The extension of the government’s furlough scheme may have been one factor in boosting tenant numbers, says Ms Beveridge. “Another possibility was the threat of another lockdown, perhaps people wanted to get on and move before that happened again,” she says.  

But will rising rents continue? Respondents to the latest Royal Institution of Chartered Surveyors residential survey said they expected rents to increase everywhere except London over the next three months, with a net balance of 15 per cent reporting higher tenant demand in December. 

However, the anticipated rise in unemployment and potential affordability constraints will provide a challenge this year. “We still haven’t seen the full impact of the economic crisis and what that means for people’s jobs and income,” says Ms Beveridge. “We are probably not going to see the worst of that until the summertime.” 

Just over half of landlords surveyed by the NRLA during the fourth quarter said they had lost some income due to the pandemic and around a fifth had lost over £5,000. Gaining repossession of a property has become a lengthier process, partly due to landlords being required to give tenants six months notice to vacate the property, save for some exceptional circumstances.  

Some landlords that can afford to do so have offered struggling tenants the option to defer the rent until they are in a better financial position, says Elizabeth Oxendale, associate at law firm Forsters. “Some of the landlords I’ve been working with have taken the view that it’s better to have a tenant paying some rent, even if it’s a lower rent, rather than a tenant paying no rent for up to a year potentially,” says Ms Oxendale. 

Despite the gloom among some investors, others have been caught up in the rush to take advantage of stamp duty savings ahead of the deadline for the tax break on 31 March. In November, investors buying property to let accounted for 15 per cent of sales agreed in the UK, the highest proportion in four years, according to data from Hamptons International.
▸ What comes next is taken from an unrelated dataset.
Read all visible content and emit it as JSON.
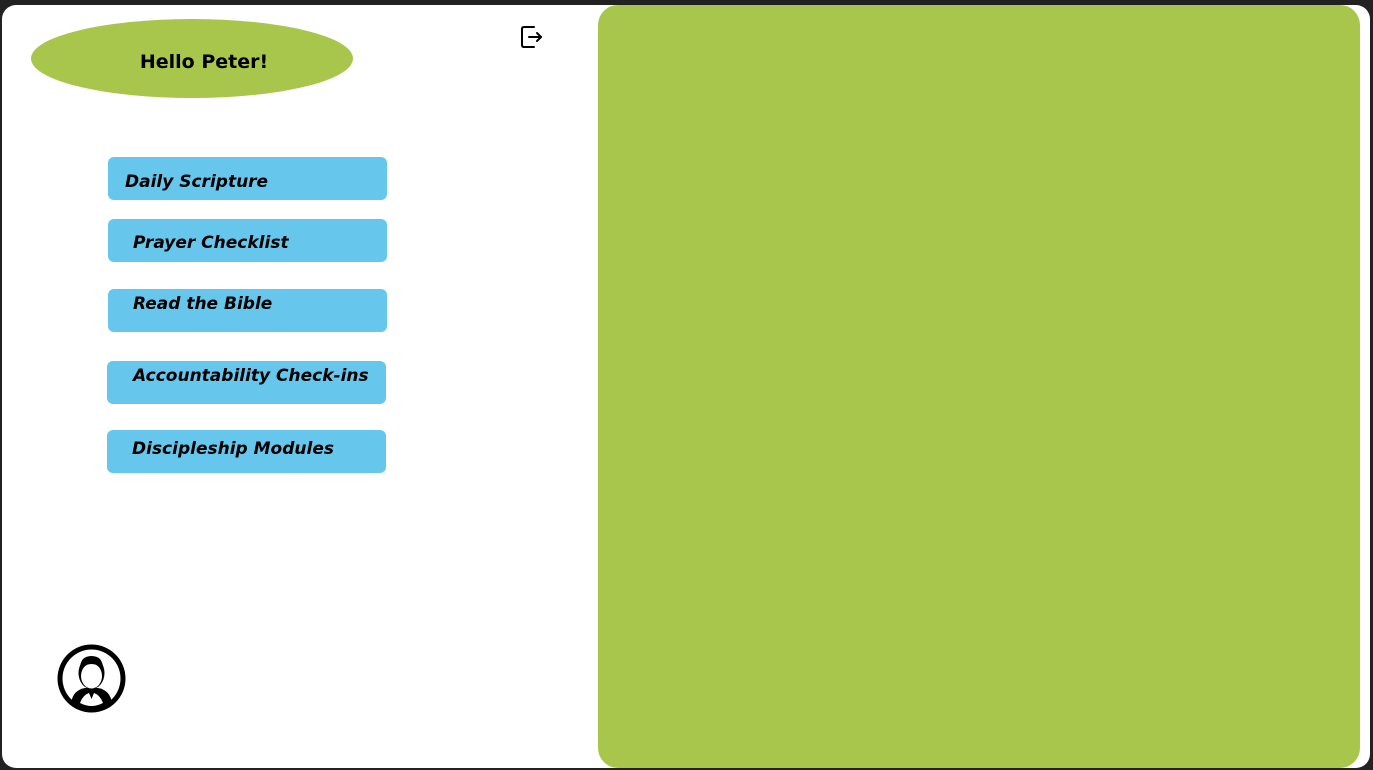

Over the entire fourth quarter that figure stands at 13 per cent, which the estate agency estimates translates into just over 51,000 completions, the highest figure for that quarter since 2015. 

The stamp duty break is useful for landlords, says Chris Norris, director of policy and campaigns at the NRLA, particularly given the prospect of lost income elsewhere. However, he adds: “I certainly wouldn't want someone to disregard the current risks of more unemployment and greater difficulty in renting out property just because they were having to pay a smaller stamp duty upfront.”

The spectre of reform to the CGT regime is another risk to consider, particularly for those with smaller holdings. The Office for Tax Simplification has proposed that CGT be brought into line with income tax rates and the annual allowance for the tax cut from £12,300 to as low as £2,000. Currently, CGT on sales of second homes is charged at 18 per cent for basic income rate taxpayers and 28 per cent for higher rate payers. However, since companies do not pay CGT, any buy-to-let properties owned by a limited company would not be affected. Last year a record number of limited companies were set up to let property – a trend that could be hastened further if the proposed reforms take effect. 

The affordability challenges associated with gathering a deposit remains the core impediment to first-time buyers, according to Nationwide’s latest affordability report, despite the low cost of mortgage borrowing. That is a difficulty that looks set to continue driving demand for rental homes. However, the spectre of a tighter squeeze on household budgets, along with a potentially higher tax bill, mean buy-to-let investors should weigh the market risks more heavily this year.